Die alte Frau nahm ihre goldene Brille ab und brummelte ihr ein kurzes „Hab Dank“ entgegen. Das Nasenfahrrad trug sie übrigens nur zum Lesen, ansonsten wäre sie dafür viel zu eitel gewesen.

„Ach Tante Petunia, ich würde dir gerne noch eine Frage stellen. Sag, was hat es eigentlich mit dem Wald auf sich? Stimmen denn die Geschichten und gibt es dort tatsächlich Kobolde?“

„Kind zerbrich dir nicht den Kopf über Dinge, die du sowieso nicht verstehen kannst und nun geh!“

Müde, aber auch ein wenig neugierig geworden, ging Amelie in ihre Kammer und legte sich ins Bett. Es knarrte ein bisschen sobald man sich bewegte. Für Goldlöckchen war es allerdings kein störendes Geräusch. Nein, eher sehr vertraut. Es hörte sich genauso an, wie einst ihr altes Bett und es half ihr dabei, nach einem so anstrengenden Tag, zur Ruhe zu kommen. Das kleine Mädchen dachte noch ein wenig über das Geschehene nach, konnte sich aber beim besten Willen nicht vorstellen, warum Großtante Petunia so garstig zu ihr war. Und was wusste sie über den Koboldwald? Warum war sie so abweisend gewesen? Noch während das Mädchen so vor sich hingrübelte, fielen ihr vor Erschöpfung die Augen zu und schon bald war sie einfach eingeschlafen. Am nächsten Morgen, es war noch ganz früh, wurde Goldlöckchens Schlaf urplötzlich beendet.

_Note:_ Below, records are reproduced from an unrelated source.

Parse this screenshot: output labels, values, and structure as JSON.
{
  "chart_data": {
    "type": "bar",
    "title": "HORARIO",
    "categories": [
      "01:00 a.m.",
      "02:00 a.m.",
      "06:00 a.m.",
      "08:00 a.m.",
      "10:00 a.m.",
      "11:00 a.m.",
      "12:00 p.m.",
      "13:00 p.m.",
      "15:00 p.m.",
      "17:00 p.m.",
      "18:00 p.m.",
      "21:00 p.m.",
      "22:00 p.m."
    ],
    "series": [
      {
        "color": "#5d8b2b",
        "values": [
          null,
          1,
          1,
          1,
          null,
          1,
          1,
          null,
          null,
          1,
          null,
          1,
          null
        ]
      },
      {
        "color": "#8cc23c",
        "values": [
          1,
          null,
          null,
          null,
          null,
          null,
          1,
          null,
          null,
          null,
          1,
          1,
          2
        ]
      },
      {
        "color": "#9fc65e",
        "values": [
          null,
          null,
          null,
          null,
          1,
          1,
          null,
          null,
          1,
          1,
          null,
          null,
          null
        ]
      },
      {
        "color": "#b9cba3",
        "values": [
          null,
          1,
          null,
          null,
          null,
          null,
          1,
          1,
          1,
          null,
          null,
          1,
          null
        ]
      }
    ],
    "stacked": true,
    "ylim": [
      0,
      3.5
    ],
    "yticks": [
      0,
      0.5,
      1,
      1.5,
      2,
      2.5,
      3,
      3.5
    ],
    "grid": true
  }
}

„Poch... poch...!!!“, donnerte es an ihre Tür.

„Steh auf du Langschläfer, es gibt viel zu tun!“, wetterte die Alte durch die geschlossene Tür.

Hektisch zog sich Amelie ihr weißes Sommerkleidchen über und folgte Petunia wortlos in die Küche. „Ich wünsche dir einen guten Morgen liebe Tante“, sagte das kleine Mädchen freundlich.